Quoiqu’on en pense, le succès de Sherlock Holmes a forcément installé des standards qui se sont imposés à l’industrie hollywoodienne. Antoine Fuqua et son équipe ne vivant pas dans une grotte, il est évident qu’Equalizer n’aurait pas existé sous cette forme-là sans le précédent pour guider sa conception. Par souci d’honnêteté intellectuelle, on évitera ainsi d’invoquer la simple association d’idées pour balayer les points communs entre les deux films d’un revers de la main. L’intérêt n’est donc pas d’attribuer la primeur du concept du héros sur-perceptif qui dilate le temps et l’espace pour passer la situation au crible : il faut rendre à Guy ce qui appartient à Ritchie.
Néanmoins, la différence de conception se révèle suffisamment nette pour différencier clairement les deux démarches (la preuve, personne ou presque n’a parlé de plagiat à la sortie). Mieux, The Equalizer pose un antagonisme avec son prédécesseur à l’aune de l’interaction que Fuqua entend crée entre son héros et le spectateur.

On reprend la scène-pivot, ou après avoir passé la première bobine à faire semblant d’être comme tout le monde, le héros décide enfin de tomber le masque. Fuqua a préparé le terrain : sa caméra apprivoise le personnage avant de le lâcher dans la nature. Pas question de forcer la confidence, le réalisateur respecte son espace et se garde bien de jouer les intrus dans le quotidien délibérément solitaire et strictement délimité que s’est bâti Robert McCall. La distance de sécurité entre lui et nous, c’est celle qu’il a choisi d’instaurer avec le monde pour préserver son anonymat. Mais même sans avoir lu le sujet, on sait de quoi il s’agit. On devine qu’il se met délibérément dos au mur pour ne plus avoir d’autres choix que de passer à l’action. Excités comme des gamins à la chasse aux œufs de Pâques, on trépigne de savoir ce qui se cache dans le Kinder surprise. Et on n’est pas déçu.
On appréciera ici les différences avec le dispositif de Ritchie. Pas de voix-off pour nous mettre tout ce qui va se passer dans la bouche. Pas de prévisualisation pour amputer l’impact du résultat. Pas d’effets de styles pour maquiller un découpage foirasse. En bon pratiquant de boxe anglaise, Fuqua a pris le temps de maitriser ses appuis avant de passer aux combinaisons. Il dirige le regard du spectateur vers les détails cruciaux sans lui expliquer le pourquoi du comment. Autant de pièces d’un puzzle élaboré par McCall qui prend forme lorsqu’il passe à l’action. Comme un kata ou chaque mouvement est codifié à l’aune de la trajectoire que le héros a défini, en fonction des objets qu’il compte utiliser et des déplacements qu’il a anticipé de ses adversaires.

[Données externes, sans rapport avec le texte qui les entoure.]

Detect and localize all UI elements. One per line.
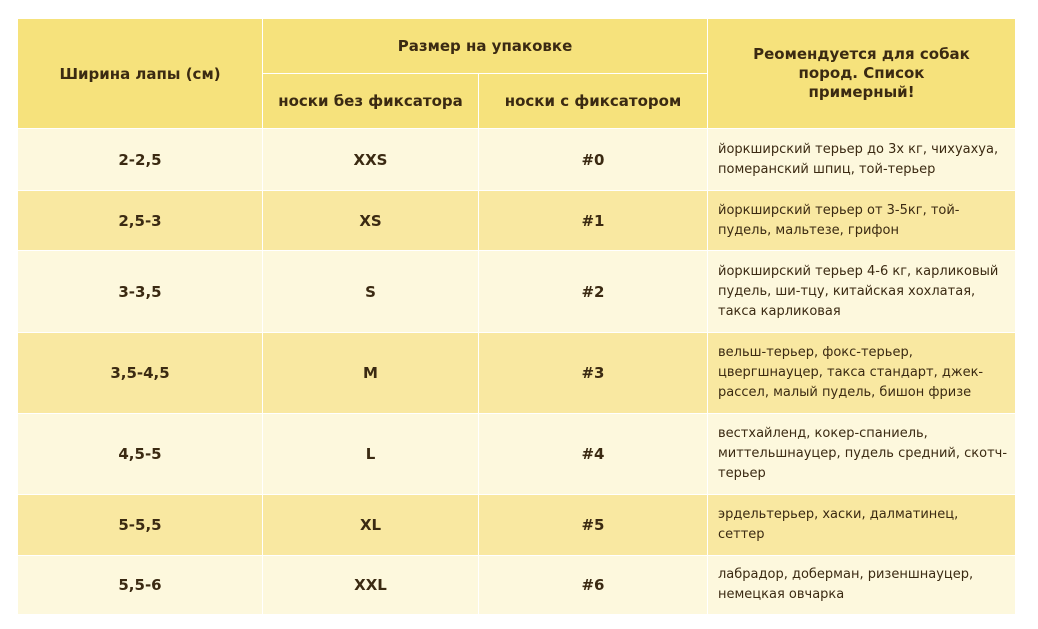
size-without-clasp-cell: L xyxy=(262,413,479,495)
table-body: 2-2,5 XXS #0 йоркширский терьер до 3х кг, ч… xyxy=(17,128,1016,615)
paw-width-cell: 5,5-6 xyxy=(17,555,263,615)
paw-width-cell: 4,5-5 xyxy=(17,413,263,495)
breeds-cell: лабрадор, доберман, ризеншнауцер, немецк… xyxy=(707,555,1016,615)
table-row: 2-2,5 XXS #0 йоркширский терьер до 3х кг, ч… xyxy=(17,128,1016,191)
paw-width-cell: 3-3,5 xyxy=(17,250,263,333)
size-with-clasp-cell: #4 xyxy=(478,413,708,495)
size-without-clasp-cell: M xyxy=(262,332,479,414)
paw-width-cell: 2,5-3 xyxy=(17,190,263,251)
table-row: 2,5-3 XS #1 йоркширский терьер от 3-5кг, то… xyxy=(17,190,1016,251)
size-with-clasp-cell: #2 xyxy=(478,250,708,333)
header-package-size: Размер на упаковке xyxy=(262,18,708,74)
size-without-clasp-cell: S xyxy=(262,250,479,333)
size-without-clasp-cell: XS xyxy=(262,190,479,251)
paw-width-cell: 5-5,5 xyxy=(17,494,263,556)
table-row: 4,5-5 L #4 вестхайленд, кокер-спаниель, мит… xyxy=(17,413,1016,495)
size-without-clasp-cell: XL xyxy=(262,494,479,556)
size-table: Ширина лапы (см) Размер на упаковке Реом… xyxy=(17,18,1016,615)
breeds-cell: эрдельтерьер, хаски, далматинец, сеттер xyxy=(707,494,1016,556)
paw-width-cell: 3,5-4,5 xyxy=(17,332,263,414)
breeds-cell: йоркширский терьер до 3х кг, чихуахуа, п… xyxy=(707,128,1016,191)
breeds-cell: вестхайленд, кокер-спаниель, миттельшнау… xyxy=(707,413,1016,495)
breeds-cell: йоркширский терьер от 3-5кг, той-пудель,… xyxy=(707,190,1016,251)
header-recommended: Реомендуется для собак пород. Список при… xyxy=(707,18,1016,129)
table-row: 3,5-4,5 M #3 вельш-терьер, фокс-терьер, цве… xyxy=(17,332,1016,414)
size-without-clasp-cell: XXL xyxy=(262,555,479,615)
table-row: 3-3,5 S #2 йоркширский терьер 4-6 кг, карли… xyxy=(17,250,1016,333)
header-paw-width: Ширина лапы (см) xyxy=(17,18,263,129)
size-with-clasp-cell: #0 xyxy=(478,128,708,191)
header-without-clasp: носки без фиксатора xyxy=(262,73,479,129)
size-with-clasp-cell: #6 xyxy=(478,555,708,615)
size-with-clasp-cell: #1 xyxy=(478,190,708,251)
table-row: 5-5,5 XL #5 эрдельтерьер, хаски, далматинец… xyxy=(17,494,1016,556)
header-with-clasp: носки с фиксатором xyxy=(478,73,708,129)
breeds-cell: вельш-терьер, фокс-терьер, цвергшнауцер,… xyxy=(707,332,1016,414)
breeds-cell: йоркширский терьер 4-6 кг, карликовый пу… xyxy=(707,250,1016,333)
size-with-clasp-cell: #3 xyxy=(478,332,708,414)
paw-width-cell: 2-2,5 xyxy=(17,128,263,191)
size-without-clasp-cell: XXS xyxy=(262,128,479,191)
size-with-clasp-cell: #5 xyxy=(478,494,708,556)
table-row: 5,5-6 XXL #6 лабрадор, доберман, ризеншнауц… xyxy=(17,555,1016,615)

Loin de succomber à la tentation de la frénésie, le montage l’accompagne dans ses enchainements. Serein, concentré, sans un battement de coeur plus fort que l’autre. Faire péter le bouchon de liège c’est une chose, mais servir sans laisser une goutte à terre en est une autre. La brièveté du moment ne nous empêche aucunement d’en déguster chaque gorgée : Fuqua nous déplie « The Big Picture » un élément après l’autre, en nous laissant les réagencer.

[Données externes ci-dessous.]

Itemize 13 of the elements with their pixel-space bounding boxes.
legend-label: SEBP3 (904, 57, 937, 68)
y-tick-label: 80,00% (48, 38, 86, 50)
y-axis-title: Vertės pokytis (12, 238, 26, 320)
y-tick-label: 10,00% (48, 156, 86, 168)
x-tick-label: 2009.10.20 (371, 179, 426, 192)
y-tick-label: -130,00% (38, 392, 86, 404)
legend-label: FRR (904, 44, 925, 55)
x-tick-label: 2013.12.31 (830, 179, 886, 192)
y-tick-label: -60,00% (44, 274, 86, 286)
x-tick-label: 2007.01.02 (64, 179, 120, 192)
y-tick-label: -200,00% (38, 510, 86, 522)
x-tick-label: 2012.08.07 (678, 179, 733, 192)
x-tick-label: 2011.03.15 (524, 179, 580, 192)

Laisser le temps de la mise en place pour ensuite déborder les attentes du public, c’est toujours un rythme de récit judicieux. Mais dans le cas d’Equalizer, ça permet également à Fuqua d’installer un début d’interaction avec le spectateur avant même que le personnage n’ait dévoilé quoique ce soit. Ainsi, quand McCall appuie sur le bouton ON, nous sommes subjugués mais pas débordés : on a déjà connecté préalablement avec ce personnage avant qu’il nous montre sa main. C’est toute la différence entre faire participer le public au fait en train de s’accomplir et le mettre devant le fait accompli, entre le rendre actif de son dispositif et le condamner à la passivité, entre jouer aux legos avec le personnage ou le regarder s’éclater tout seul.